Il y avait un quartier à Marseille, proche de la gare Saint Charles. Je ne me rappelle plus son nom, "îlot Dubois" je crois.
Le quartier avait été promis à la démolition et vidé de ses habitants. Puis des pelleteuses et des bulldozers avaient commencé leur travail, avant qu'une grève, ou un défaut de financement ou une difficulté administrative n'interrompe les travaux quelque temps.
Le quartier n'avait pas été clôturé, il était possible de s'y promener. Au milieu de l'étrange silence qui y régnait je m'y aventurais un dimanche matin, un matin d'automne sous un ciel nuageux.
Ce fut un moment suspendu dans l'éternité, passé et présent mêlés. On pouvait voir dans les maisons éventrées la trace des anciens occupants.
Un immeuble de deux ou trois étages avait perdu sa façade. Devant lui une pelleteuse semblait un gros insecte endormi, paisible. On y voyait une salle de bains encore intacte, ou presque, le lavabo antique, la baignoire avec des pieds tordus et un bidet. Les murs étaient peints en vert.

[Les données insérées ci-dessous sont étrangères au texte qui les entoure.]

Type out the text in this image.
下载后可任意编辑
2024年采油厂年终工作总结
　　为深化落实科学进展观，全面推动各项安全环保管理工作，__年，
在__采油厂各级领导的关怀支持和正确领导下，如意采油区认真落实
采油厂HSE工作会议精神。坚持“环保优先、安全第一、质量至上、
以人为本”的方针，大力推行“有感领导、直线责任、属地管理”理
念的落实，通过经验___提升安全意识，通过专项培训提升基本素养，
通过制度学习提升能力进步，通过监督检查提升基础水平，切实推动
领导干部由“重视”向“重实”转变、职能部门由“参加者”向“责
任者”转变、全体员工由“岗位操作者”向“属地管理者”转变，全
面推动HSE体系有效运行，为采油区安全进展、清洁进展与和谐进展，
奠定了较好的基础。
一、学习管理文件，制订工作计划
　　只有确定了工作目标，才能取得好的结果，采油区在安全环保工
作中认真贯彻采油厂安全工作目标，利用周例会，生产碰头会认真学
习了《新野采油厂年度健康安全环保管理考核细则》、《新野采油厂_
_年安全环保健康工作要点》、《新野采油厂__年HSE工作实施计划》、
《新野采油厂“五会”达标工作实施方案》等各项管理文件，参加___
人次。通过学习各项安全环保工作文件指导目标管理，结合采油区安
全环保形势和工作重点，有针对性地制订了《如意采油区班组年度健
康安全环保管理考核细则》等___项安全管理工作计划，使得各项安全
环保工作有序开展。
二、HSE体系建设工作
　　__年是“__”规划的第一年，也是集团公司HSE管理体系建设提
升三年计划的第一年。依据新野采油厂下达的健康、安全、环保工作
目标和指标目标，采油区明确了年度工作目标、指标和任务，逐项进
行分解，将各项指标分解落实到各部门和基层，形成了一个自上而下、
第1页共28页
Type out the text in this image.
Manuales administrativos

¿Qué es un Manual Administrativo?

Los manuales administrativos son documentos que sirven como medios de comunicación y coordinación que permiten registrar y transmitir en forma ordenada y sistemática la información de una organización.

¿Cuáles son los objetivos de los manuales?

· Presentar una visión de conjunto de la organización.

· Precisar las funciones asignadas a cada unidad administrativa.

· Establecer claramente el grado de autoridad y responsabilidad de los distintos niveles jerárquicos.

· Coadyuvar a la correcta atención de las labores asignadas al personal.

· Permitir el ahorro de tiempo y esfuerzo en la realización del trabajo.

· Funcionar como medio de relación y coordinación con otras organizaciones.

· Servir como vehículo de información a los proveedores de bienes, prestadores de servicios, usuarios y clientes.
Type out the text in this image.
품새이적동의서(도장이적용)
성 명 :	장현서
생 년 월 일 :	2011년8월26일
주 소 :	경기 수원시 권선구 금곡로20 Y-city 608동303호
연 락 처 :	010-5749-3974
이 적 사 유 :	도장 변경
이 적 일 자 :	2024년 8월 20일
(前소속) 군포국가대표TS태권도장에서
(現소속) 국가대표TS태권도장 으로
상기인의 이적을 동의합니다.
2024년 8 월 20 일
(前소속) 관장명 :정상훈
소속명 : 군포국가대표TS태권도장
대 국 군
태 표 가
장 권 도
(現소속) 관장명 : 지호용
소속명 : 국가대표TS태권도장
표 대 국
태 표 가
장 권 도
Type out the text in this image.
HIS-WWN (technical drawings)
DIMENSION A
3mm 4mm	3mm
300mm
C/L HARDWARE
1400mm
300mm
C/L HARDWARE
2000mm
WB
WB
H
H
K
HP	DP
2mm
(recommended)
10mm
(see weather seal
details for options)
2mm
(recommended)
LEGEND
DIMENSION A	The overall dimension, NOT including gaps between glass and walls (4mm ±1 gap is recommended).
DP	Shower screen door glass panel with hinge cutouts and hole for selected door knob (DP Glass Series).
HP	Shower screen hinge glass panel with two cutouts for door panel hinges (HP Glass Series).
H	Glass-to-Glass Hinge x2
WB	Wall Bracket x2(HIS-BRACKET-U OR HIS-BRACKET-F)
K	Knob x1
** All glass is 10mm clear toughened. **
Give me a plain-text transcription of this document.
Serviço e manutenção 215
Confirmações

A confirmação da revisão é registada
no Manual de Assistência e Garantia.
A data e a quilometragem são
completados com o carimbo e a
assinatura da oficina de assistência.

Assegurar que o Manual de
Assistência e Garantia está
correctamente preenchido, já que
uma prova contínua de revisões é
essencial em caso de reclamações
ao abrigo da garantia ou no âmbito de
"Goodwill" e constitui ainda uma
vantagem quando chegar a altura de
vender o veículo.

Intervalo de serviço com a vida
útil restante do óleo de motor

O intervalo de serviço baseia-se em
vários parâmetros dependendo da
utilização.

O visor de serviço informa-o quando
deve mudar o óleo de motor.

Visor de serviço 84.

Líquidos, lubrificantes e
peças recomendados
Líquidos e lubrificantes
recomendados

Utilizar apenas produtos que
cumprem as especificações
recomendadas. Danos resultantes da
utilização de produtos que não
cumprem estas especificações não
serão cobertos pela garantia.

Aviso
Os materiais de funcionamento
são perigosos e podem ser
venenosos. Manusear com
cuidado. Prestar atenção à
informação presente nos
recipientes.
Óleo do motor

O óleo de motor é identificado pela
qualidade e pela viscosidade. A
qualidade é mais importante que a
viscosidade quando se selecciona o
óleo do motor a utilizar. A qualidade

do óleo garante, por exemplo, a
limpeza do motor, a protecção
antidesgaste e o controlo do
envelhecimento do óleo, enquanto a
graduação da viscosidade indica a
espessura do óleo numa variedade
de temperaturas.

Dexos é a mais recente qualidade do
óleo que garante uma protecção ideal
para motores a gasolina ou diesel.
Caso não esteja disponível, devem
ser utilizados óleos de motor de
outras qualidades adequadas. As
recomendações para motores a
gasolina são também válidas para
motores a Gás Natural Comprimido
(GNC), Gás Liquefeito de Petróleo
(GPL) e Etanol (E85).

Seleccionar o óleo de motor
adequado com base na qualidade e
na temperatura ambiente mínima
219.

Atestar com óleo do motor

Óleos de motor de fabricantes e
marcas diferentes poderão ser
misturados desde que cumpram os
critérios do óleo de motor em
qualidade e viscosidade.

Un peu plus loin, ou un autre étage, un salon vide de meubles avec un papier peint écaillé à motif de fleurs rouges sur un fond jaune paille, une porte percée et déformée ouverte vers on ne sait où, on ne sait qui.
C'était un quartier populaire. Une façade encore debout indiquait fièrement "HOTEL DU SIECLE" et un panonceau informait que l'on pouvait louer des chambres "à partir de 10 Francs".
Au début de la rue, un bâtiment entièrement détruit laissait un espace qui paraissait étrangement vide. Il en restait un tas de gravats, qui résumait les générations y ayant vécu.
J'ai pris des photos de cet îlot, que je ne retrouve plus. Je découvris plus tard qu'un collectif d'architecte en avait dressé une élévation complète. Les bâtiments étaient restitués dans leur beauté initiale. Ils avaient été beaux ! puis au fil des décennies ils s'étaient dégradés et le quartier avait accueilli les passagers impécunieux arrivant à Marseille, par la gare et par le port, venant des colonies. 10 Francs la chambre !
Voilà ce qui reste d'un square où se sont installées les baraques de chantier, voilà un immeuble éventré montrant ses tripes comme une femme ou un homme nu qui se montre sans pudeur. Et là bas c'est un petit tas de gravats en partance pour la décharge.
Mon enfance aurait pu s'y dérouler, dans des appartements semblables, avec des papiers peints semblables et les mêmes salles de bains.
Le silence permet d'entendre quelques voix assourdies venues du passé
"-Abdel, tu me prêtes ton vélo?"
"- Eh bien, y'a dégun? ils sont partis ?"
"- Oh madame ! c'est pas cher, tenez..."
"-...ton ballon... on va au square..."
Depuis le quartier a été réhabilité avec une bibliothèque universitaire, des bureaux. Des logements peut-être. Je n'y suis jamais retourné, ce serait trahir ceux qui y ont vécu, même une seule nuit, ceux qui s'y sont aimés, ceux qui y sont morts.